La transformation, si nous la voulons équitable, responsable, durable, respectueuse, l'entreprise n'a pas vocation à la subir mais bien plus à la co-conduire. Comment ? Avec qui... et contre quoi ? Jean-Dominique Senard, président du groupe Michelin, donne sa vision dans cette tribune publiée dans le cadre du forum "Une époque formidable" organisé à Lyon, ce lundi 15 octobre 2018 par Acteurs de l'économie - La Tribune. Il échangera en compagnie de Laurent Berger.
(Crédits : Laurent Cerino/ADE)

Point n'est besoin d'espérer pour entreprendre, ni de réussir pour persévérer. » Les historiens sont partagés sur la paternité de cet aphorisme, les uns l'attribuant à Charles le Téméraire, les autres à Guillaume d'Orange. Voilà une phrase qui pourrait tenir lieu de devise, en tout cas de guide de comportement, à chacun d'entre nous : tous, nous sommes un jour ou l'autre tentés par l'immobilisme ou le renoncement auxquels, c'est vrai, il ne faut pas s'autoriser à succomber si l'on veut avancer dans la vie. Néanmoins, les entrepreneurs, petits ou grands, ont besoin de plus. Mais qu'est-ce qu'un entrepreneur ?

Fondamentalement, il s'agit d'un homme ou d'une femme qui investit de son temps, de son énergie, de sa créativité dans un projet particulier. Un chef d'entreprise, parce qu'il se met au service de ses clients, du développement de son affaire et du management de son équipe, renonce à beaucoup de liberté, de temps familial et, en tout cas au début, de revenu. Il le fait, lui aussi, en vue d'un bienfait supérieur qu'il attend pour l'avenir au fil du développement de son entreprise.
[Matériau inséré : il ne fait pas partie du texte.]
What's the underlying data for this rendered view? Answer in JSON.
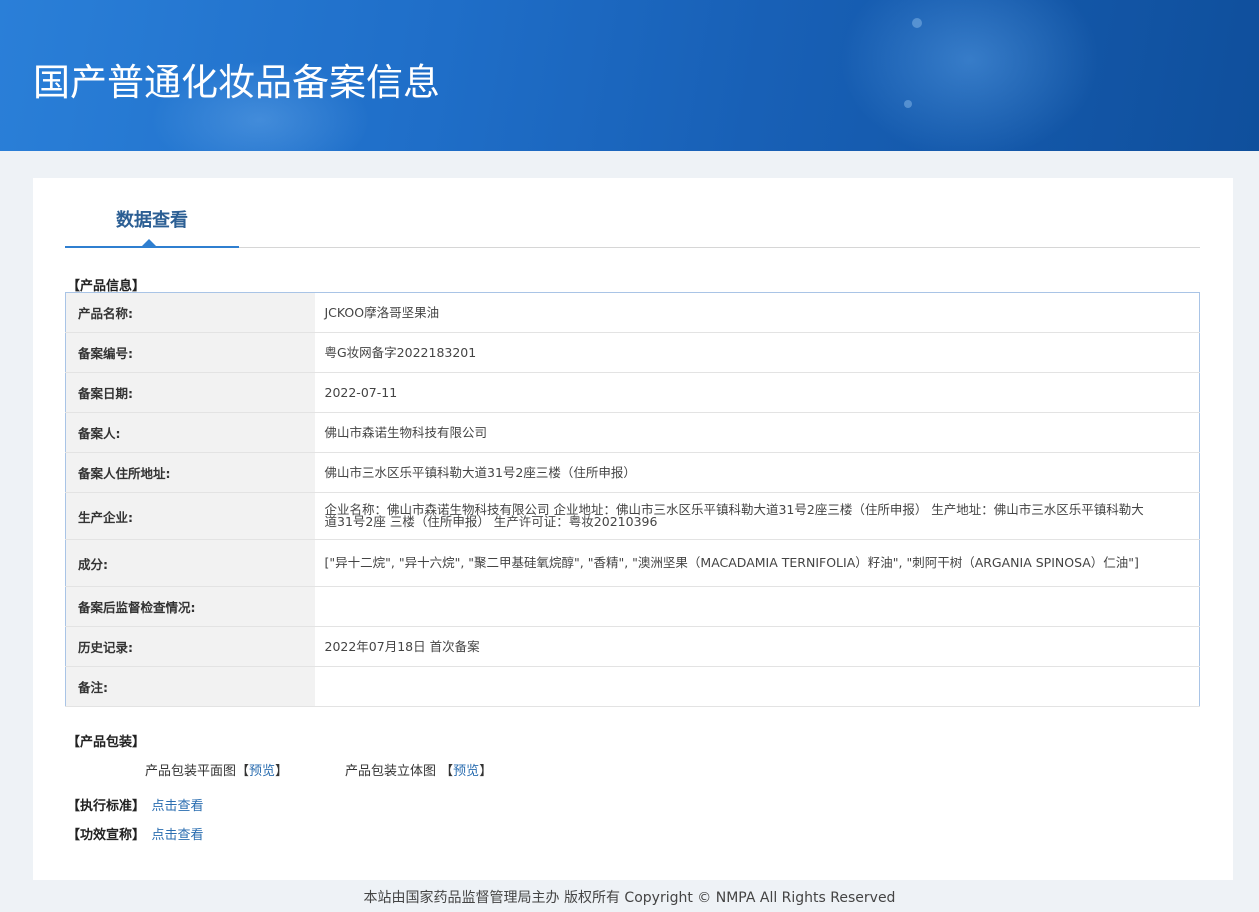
{
  "banner": {
    "title": "国产普通化妆品备案信息"
  },
  "tab": {
    "label": "数据查看"
  },
  "sections": {
    "product_info": "【产品信息】",
    "packaging": "【产品包装】",
    "standard": "【执行标准】",
    "efficacy": "【功效宣称】"
  },
  "product_rows": [
    {
      "label": "产品名称:",
      "value": "JCKOO摩洛哥坚果油"
    },
    {
      "label": "备案编号:",
      "value": "粤G妆网备字2022183201"
    },
    {
      "label": "备案日期:",
      "value": "2022-07-11"
    },
    {
      "label": "备案人:",
      "value": "佛山市森诺生物科技有限公司"
    },
    {
      "label": "备案人住所地址:",
      "value": "佛山市三水区乐平镇科勒大道31号2座三楼（住所申报）"
    },
    {
      "label": "生产企业:",
      "value": "企业名称：佛山市森诺生物科技有限公司 企业地址：佛山市三水区乐平镇科勒大道31号2座三楼（住所申报） 生产地址：佛山市三水区乐平镇科勒大道31号2座 三楼（住所申报） 生产许可证：粤妆20210396"
    },
    {
      "label": "成分:",
      "value": "[\"异十二烷\", \"异十六烷\", \"聚二甲基硅氧烷醇\", \"香精\", \"澳洲坚果（MACADAMIA TERNIFOLIA）籽油\", \"刺阿干树（ARGANIA SPINOSA）仁油\"]"
    },
    {
      "label": "备案后监督检查情况:",
      "value": ""
    },
    {
      "label": "历史记录:",
      "value": "2022年07月18日 首次备案"
    },
    {
      "label": "备注:",
      "value": ""
    }
  ],
  "packaging": {
    "flat_label": "产品包装平面图",
    "stereo_label": "产品包装立体图",
    "preview_text": "预览",
    "bracket_open": "【",
    "bracket_close": "】"
  },
  "links": {
    "view": "点击查看"
  },
  "footer": {
    "text": "本站由国家药品监督管理局主办 版权所有 Copyright © NMPA All Rights Reserved"
  }
}
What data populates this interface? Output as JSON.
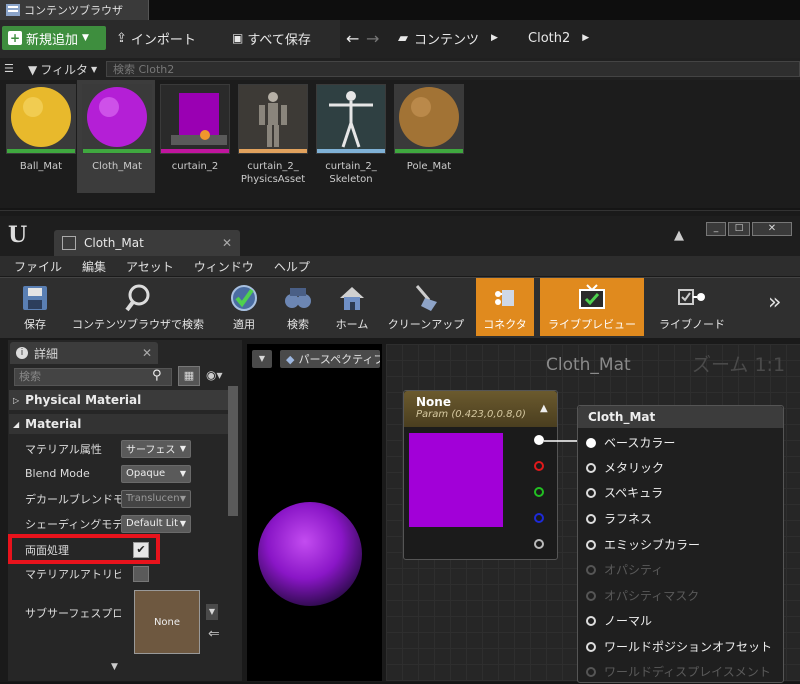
{
  "content_browser": {
    "tab_title": "コンテンツブラウザ",
    "add_new": "新規追加",
    "import": "インポート",
    "save_all": "すべて保存",
    "breadcrumb": [
      "コンテンツ",
      "Cloth2"
    ],
    "filter": "フィルタ",
    "search_placeholder": "検索 Cloth2",
    "assets": [
      {
        "name": "Ball_Mat",
        "color": "#e8b92c",
        "bar": "#3fa83f"
      },
      {
        "name": "Cloth_Mat",
        "color": "#b41fd6",
        "bar": "#3fa83f"
      },
      {
        "name": "curtain_2",
        "color": "#a000b5",
        "bar": "#c0159e"
      },
      {
        "name": "curtain_2_\nPhysicsAsset",
        "color": "#807a70",
        "bar": "#e2a25d"
      },
      {
        "name": "curtain_2_\nSkeleton",
        "color": "#cfd4d4",
        "bar": "#7fb1d6"
      },
      {
        "name": "Pole_Mat",
        "color": "#a27335",
        "bar": "#3fa83f"
      }
    ]
  },
  "editor": {
    "tab_title": "Cloth_Mat",
    "menu": [
      "ファイル",
      "編集",
      "アセット",
      "ウィンドウ",
      "ヘルプ"
    ],
    "toolbar": [
      {
        "label": "保存",
        "icon": "floppy-icon",
        "active": false
      },
      {
        "label": "コンテンツブラウザで検索",
        "icon": "magnifier-icon",
        "active": false
      },
      {
        "label": "適用",
        "icon": "checkmark-icon",
        "active": false
      },
      {
        "label": "検索",
        "icon": "binoculars-icon",
        "active": false
      },
      {
        "label": "ホーム",
        "icon": "home-icon",
        "active": false
      },
      {
        "label": "クリーンアップ",
        "icon": "broom-icon",
        "active": false
      },
      {
        "label": "コネクタ",
        "icon": "connector-icon",
        "active": true
      },
      {
        "label": "ライブプレビュー",
        "icon": "tv-icon",
        "active": true
      },
      {
        "label": "ライブノード",
        "icon": "livenode-icon",
        "active": false
      }
    ],
    "more": "»"
  },
  "details": {
    "tab_title": "詳細",
    "search_placeholder": "検索",
    "categories": [
      "Physical Material",
      "Material"
    ],
    "properties": [
      {
        "label": "マテリアル属性",
        "value": "サーフェス"
      },
      {
        "label": "Blend Mode",
        "value": "Opaque"
      },
      {
        "label": "デカールブレンドモード",
        "value": "Translucent"
      },
      {
        "label": "シェーディングモデル",
        "value": "Default Lit"
      },
      {
        "label": "両面処理",
        "value": ""
      },
      {
        "label": "マテリアルアトリビュート",
        "value": ""
      },
      {
        "label": "サブサーフェスプロファイル",
        "value": "None"
      }
    ],
    "two_sided_checked": true
  },
  "viewport": {
    "view_mode": "パースペクティブ",
    "sphere_color": "#9a1fd4"
  },
  "graph": {
    "title": "Cloth_Mat",
    "zoom": "ズーム 1:1",
    "param_node": {
      "title": "None",
      "subtitle": "Param (0.423,0,0.8,0)",
      "color": "#a200d8"
    },
    "material_node": {
      "title": "Cloth_Mat",
      "inputs": [
        {
          "label": "ベースカラー",
          "enabled": true
        },
        {
          "label": "メタリック",
          "enabled": true
        },
        {
          "label": "スペキュラ",
          "enabled": true
        },
        {
          "label": "ラフネス",
          "enabled": true
        },
        {
          "label": "エミッシブカラー",
          "enabled": true
        },
        {
          "label": "オパシティ",
          "enabled": false
        },
        {
          "label": "オパシティマスク",
          "enabled": false
        },
        {
          "label": "ノーマル",
          "enabled": true
        },
        {
          "label": "ワールドポジションオフセット",
          "enabled": true
        },
        {
          "label": "ワールドディスプレイスメント",
          "enabled": false
        }
      ]
    }
  }
}
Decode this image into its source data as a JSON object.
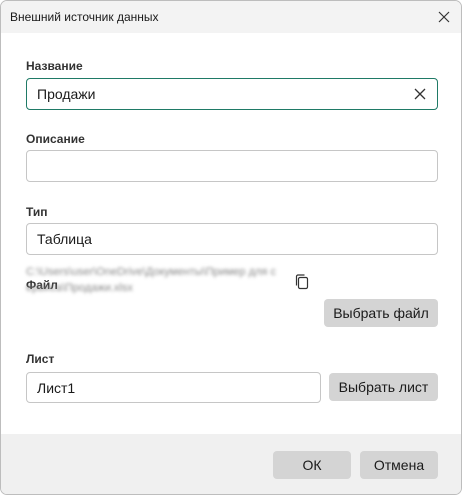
{
  "window": {
    "title": "Внешний источник данных"
  },
  "form": {
    "name_label": "Название",
    "name_value": "Продажи",
    "description_label": "Описание",
    "description_value": "",
    "type_label": "Тип",
    "type_value": "Таблица",
    "file_label": "Файл",
    "file_path": "C:\\Users\\user\\OneDrive\\Документы\\Пример для сервиса\\Продажи.xlsx",
    "choose_file_label": "Выбрать файл",
    "sheet_label": "Лист",
    "sheet_value": "Лист1",
    "choose_sheet_label": "Выбрать лист"
  },
  "footer": {
    "ok_label": "ОК",
    "cancel_label": "Отмена"
  },
  "colors": {
    "focus_border": "#1f7a66",
    "button_bg": "#d4d4d4",
    "footer_bg": "#f0f0f0"
  },
  "icons": {
    "close": "close-icon",
    "clear": "clear-icon",
    "copy": "copy-icon"
  }
}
Mais quel est le « bienfait supérieur » ?

Le prix du sacrifice

L'appât du gain est une réponse possible et n'a rien de déshonorant : comme l'a justement observé Adam Smith dès 1776 dans La Richesse des nations, « ce n'est pas de la générosité du boucher ou du brasseur que nous attendons notre morceau de viande ou notre pinte de bière, mais de leur âpreté au gain ». Le temps n'a pas complètement invalidé cette vision très pragmatique. Mais, au siècle où nous vivons, elle semble malgré tout un peu courte et, à ce titre, mérite d'être complétée. Le prix du sacrifice que consent l'entrepreneur en termes de liberté, de vie familiale et de loisirs est aujourd'hui sans doute bien plus important qu'auparavant, et peu d'entre nous y consentiraient seulement pour l'argent. Il lui faut aussi une raison d'être, portée par un espoir, un espoir forcément un peu fou, qui est celui de changer le monde.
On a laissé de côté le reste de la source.